Kernaussage
Enthält die schuldrechtliche Vereinbarung über die Bestellung eines Wohnungsrechts keine Regelung, wie die Wohnung genutzt werden soll, wenn der Wohnungsberechtigte sein Recht wegen Umzugs in ein Pflegeheim nicht mehr ausüben kann, kommt eine ergänzende Vertragsauslegung in Betracht. Eine Verpflichtung des Eigentümers, die Wohnung zu vermieten oder deren Vermietung durch den Wohnungsberechtigten zu gestatten, entspricht dem hypothetischen Parteiwillen im Zweifel allerdings nicht.

Sachverhalt
Die Beklagte hatte 1979 ein Grundstück von ihrer Mutter zum Preis von 180.000 DM gekauft und sich verpflichtet, ihr ein unentgeltliches Wohnungsrecht auf Lebenszeit an der Wohnung im Erdgeschoss zu bestellen.
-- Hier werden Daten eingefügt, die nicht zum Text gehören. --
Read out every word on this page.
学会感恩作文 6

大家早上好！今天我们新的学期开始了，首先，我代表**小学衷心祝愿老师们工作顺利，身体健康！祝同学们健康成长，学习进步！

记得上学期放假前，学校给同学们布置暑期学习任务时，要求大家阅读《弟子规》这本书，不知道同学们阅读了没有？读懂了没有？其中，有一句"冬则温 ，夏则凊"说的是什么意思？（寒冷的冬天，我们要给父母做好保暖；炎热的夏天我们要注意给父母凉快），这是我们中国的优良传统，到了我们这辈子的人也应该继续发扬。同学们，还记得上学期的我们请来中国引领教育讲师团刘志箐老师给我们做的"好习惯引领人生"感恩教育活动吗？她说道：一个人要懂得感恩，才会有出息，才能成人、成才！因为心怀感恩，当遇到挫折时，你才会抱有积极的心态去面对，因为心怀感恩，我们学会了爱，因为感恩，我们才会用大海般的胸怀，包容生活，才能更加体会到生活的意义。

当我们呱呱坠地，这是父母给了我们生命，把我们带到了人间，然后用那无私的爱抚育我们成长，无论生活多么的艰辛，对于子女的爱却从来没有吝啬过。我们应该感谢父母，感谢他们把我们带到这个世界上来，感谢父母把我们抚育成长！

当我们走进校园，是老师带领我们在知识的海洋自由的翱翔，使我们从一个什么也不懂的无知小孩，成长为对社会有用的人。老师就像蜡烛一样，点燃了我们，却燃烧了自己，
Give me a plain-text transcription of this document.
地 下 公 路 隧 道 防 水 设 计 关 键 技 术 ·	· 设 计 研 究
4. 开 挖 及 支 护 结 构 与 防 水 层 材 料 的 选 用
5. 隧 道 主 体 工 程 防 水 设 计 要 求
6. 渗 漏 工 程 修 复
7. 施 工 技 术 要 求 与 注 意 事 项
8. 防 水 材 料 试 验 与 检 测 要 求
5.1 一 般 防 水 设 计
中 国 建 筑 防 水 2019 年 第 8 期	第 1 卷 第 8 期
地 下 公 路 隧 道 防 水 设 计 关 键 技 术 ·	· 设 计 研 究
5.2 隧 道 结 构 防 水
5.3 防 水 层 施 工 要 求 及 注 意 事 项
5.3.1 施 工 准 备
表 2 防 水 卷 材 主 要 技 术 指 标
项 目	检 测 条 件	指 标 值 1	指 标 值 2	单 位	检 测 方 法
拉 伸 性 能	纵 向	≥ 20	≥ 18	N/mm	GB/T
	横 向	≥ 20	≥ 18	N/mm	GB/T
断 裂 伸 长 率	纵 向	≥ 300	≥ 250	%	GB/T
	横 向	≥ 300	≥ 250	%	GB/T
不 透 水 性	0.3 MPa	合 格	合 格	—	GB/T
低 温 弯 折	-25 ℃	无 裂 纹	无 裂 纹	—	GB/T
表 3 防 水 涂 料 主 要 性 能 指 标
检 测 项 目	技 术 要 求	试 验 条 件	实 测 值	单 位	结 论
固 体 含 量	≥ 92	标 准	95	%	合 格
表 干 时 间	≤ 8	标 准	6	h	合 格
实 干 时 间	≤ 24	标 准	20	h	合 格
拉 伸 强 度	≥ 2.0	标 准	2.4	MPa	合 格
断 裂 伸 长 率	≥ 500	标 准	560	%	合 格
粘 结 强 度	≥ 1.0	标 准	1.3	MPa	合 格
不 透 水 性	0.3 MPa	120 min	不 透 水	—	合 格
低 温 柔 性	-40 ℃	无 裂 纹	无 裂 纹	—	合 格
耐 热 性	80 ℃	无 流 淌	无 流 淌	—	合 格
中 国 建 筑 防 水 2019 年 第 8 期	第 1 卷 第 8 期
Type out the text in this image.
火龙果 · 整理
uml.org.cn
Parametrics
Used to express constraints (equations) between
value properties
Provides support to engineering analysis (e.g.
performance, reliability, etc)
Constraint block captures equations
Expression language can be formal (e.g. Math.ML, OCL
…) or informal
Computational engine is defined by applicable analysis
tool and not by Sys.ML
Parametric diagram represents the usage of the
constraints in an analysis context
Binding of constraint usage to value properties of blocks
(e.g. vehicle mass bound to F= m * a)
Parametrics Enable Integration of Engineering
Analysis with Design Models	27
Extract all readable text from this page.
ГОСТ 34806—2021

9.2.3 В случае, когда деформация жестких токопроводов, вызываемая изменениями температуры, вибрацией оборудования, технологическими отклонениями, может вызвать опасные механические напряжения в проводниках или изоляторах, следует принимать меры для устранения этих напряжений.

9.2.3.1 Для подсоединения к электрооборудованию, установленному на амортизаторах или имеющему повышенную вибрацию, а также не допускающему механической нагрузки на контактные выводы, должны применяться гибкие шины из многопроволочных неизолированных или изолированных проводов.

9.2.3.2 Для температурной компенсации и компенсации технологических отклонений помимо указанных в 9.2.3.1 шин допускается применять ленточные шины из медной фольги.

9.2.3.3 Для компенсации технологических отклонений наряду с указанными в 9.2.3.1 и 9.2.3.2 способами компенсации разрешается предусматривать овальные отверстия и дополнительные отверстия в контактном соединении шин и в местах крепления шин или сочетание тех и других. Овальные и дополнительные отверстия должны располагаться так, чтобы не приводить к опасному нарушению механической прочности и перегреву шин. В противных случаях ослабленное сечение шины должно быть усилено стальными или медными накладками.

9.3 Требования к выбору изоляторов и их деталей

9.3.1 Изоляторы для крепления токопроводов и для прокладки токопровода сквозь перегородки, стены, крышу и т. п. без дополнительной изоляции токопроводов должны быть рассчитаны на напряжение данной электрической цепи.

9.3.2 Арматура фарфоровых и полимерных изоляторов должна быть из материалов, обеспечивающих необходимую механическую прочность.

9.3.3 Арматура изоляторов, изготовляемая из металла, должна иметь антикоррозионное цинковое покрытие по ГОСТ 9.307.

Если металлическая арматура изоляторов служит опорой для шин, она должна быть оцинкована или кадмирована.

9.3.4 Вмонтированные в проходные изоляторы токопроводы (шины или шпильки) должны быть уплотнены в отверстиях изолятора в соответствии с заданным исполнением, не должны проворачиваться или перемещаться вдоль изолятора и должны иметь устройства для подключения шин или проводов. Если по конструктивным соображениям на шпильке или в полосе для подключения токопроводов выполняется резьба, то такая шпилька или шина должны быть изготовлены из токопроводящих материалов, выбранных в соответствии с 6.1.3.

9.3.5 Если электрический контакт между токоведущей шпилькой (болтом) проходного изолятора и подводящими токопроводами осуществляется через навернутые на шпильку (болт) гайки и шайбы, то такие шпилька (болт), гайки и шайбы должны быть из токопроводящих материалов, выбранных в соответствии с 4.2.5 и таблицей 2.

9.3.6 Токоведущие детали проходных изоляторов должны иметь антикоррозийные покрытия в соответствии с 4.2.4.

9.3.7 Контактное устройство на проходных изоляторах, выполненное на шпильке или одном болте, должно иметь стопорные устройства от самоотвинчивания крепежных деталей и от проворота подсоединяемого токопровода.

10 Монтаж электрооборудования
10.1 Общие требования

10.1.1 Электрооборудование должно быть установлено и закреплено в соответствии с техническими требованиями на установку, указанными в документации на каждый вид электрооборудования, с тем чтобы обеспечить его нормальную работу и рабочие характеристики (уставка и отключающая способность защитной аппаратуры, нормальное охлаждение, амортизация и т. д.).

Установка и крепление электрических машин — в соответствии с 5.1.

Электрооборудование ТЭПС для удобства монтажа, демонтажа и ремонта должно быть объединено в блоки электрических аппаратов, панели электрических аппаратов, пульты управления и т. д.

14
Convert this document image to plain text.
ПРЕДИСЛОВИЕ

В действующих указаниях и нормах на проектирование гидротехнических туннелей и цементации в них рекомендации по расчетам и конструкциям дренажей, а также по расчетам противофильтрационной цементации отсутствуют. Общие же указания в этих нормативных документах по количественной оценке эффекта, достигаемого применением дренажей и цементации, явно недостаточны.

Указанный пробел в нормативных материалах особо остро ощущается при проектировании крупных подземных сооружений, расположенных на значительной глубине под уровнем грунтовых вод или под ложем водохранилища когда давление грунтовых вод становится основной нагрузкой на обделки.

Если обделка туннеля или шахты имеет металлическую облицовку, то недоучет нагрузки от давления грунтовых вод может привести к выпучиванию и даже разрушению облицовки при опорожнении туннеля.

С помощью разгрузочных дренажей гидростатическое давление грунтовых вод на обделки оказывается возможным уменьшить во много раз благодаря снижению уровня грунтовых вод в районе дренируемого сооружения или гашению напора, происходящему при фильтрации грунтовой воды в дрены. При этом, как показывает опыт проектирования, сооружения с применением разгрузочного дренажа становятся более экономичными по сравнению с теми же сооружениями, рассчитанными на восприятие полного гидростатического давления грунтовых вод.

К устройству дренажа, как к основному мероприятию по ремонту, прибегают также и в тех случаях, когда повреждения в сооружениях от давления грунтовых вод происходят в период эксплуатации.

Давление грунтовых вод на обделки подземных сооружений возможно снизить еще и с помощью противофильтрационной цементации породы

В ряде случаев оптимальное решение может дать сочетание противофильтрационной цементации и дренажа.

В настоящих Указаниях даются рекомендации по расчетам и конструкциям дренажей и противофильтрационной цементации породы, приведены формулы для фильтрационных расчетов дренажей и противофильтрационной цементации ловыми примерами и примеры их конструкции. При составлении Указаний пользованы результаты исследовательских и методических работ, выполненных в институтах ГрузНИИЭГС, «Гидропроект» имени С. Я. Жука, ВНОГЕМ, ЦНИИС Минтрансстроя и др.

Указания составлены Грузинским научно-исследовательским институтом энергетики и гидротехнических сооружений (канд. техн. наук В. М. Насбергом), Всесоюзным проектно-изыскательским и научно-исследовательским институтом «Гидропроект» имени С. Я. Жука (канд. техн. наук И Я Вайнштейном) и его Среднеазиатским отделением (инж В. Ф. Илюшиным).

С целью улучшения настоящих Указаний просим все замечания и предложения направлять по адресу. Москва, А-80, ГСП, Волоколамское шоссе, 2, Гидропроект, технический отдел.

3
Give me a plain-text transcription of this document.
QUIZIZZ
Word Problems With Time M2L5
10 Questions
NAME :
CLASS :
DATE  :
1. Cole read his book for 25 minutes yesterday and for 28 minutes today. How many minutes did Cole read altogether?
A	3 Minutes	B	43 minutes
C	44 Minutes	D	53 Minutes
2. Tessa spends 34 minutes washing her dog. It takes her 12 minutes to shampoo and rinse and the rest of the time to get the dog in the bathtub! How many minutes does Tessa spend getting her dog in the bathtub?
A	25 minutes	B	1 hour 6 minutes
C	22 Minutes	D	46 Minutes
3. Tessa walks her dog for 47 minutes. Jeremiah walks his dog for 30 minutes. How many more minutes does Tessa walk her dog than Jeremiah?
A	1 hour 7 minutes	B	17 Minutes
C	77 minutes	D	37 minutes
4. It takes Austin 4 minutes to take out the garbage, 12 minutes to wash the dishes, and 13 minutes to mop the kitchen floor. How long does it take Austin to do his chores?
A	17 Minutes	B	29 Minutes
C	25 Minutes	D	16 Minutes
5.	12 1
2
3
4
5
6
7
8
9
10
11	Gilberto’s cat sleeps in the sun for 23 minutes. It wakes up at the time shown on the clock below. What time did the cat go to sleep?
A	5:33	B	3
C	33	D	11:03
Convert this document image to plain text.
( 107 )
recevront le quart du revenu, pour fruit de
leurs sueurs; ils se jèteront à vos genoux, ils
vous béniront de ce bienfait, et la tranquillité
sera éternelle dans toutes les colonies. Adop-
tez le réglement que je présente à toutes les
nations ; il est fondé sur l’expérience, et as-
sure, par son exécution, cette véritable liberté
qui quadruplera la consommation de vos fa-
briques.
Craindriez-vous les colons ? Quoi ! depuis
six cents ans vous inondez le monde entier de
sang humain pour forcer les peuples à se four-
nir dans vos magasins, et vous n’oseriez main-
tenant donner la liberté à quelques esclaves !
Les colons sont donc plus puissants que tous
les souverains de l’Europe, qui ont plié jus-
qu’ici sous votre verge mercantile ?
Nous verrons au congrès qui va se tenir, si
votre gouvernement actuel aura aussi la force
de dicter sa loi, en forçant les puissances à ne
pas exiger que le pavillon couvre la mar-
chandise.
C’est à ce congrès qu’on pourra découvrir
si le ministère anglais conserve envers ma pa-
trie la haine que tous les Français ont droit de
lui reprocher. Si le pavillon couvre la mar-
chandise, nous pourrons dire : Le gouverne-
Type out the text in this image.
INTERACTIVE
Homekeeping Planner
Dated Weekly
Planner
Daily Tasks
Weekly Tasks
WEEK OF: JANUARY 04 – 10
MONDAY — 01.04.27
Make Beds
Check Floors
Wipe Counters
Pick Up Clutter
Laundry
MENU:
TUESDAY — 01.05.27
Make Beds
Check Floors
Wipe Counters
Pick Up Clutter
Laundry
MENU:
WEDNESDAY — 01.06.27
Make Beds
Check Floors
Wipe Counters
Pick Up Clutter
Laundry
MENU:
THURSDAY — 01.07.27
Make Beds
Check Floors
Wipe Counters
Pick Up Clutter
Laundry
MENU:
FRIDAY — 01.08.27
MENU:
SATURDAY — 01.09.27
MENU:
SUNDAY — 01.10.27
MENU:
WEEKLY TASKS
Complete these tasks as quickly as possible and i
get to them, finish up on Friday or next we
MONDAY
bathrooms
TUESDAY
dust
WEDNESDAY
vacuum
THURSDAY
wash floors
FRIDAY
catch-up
Das Recht wurde im Grundbuch eingetragen. Seit 2001 erfolgt die Betreuung der Mutter in einem Pflegeheim; die Pflegekosten übernimmt der Kläger als Sozialhilfeträger. Die Beklagte vermietete die Wohnung für 400 EUR im Monat. Der Kläger leitete einen vertraglichen Ausgleichsanspruch der Mutter bis zur Höhe der gewährten Sozialhilfe durch bestandskräftigen Bescheid auf sich über. Er macht gegen die Beklagte einen Anspruch auf Rückzahlung von Sozialleistungen von rd. 10.000 EUR geltend und verlangt zudem eine künftige monatliche Zahlung von 232 EUR. Nach Teilstattgabe durch das LG wies das OLG die Klage ab. Der BGH hob das Urteil auf und verwies die Sache zur erneuten Entscheidung ans OLG zurück.

Entscheidung
Die schuldrechtliche Vereinbarung war auslegungsfähig, weil keine Regelung darüber bestand, wie die Wohnung im Fall der dauernden Verhinderung der Mutter genutzt werden sollte. Da eine Rückkehr der Mutter aus dem Pflegeheim in absehbarer Zeit nicht zu erwarten war, konnte der Vertrag in der Weise ergänzt werden, dass die Beklagte berechtigt sein sollte, die Wohnung zu vermieten. Eine dahin gehende Verpflichtung kann allerdings nicht angenommen werden, weil das Wohnungsrecht im Grundsatz ein höchstpersönliches Nutzungsrecht ist.

Konsequenz
Wenn der Grundstückskaufvertrag keine Gestattung zur anderweitigen Vermietung enthält, soll der Eigentümer im Fall des Unvermögens des Berechtigten, sein Wohnungsrecht auszuüben, im Zweifel nicht verpflichtet sein, die Nutzung durch dritte Personen zu dulden.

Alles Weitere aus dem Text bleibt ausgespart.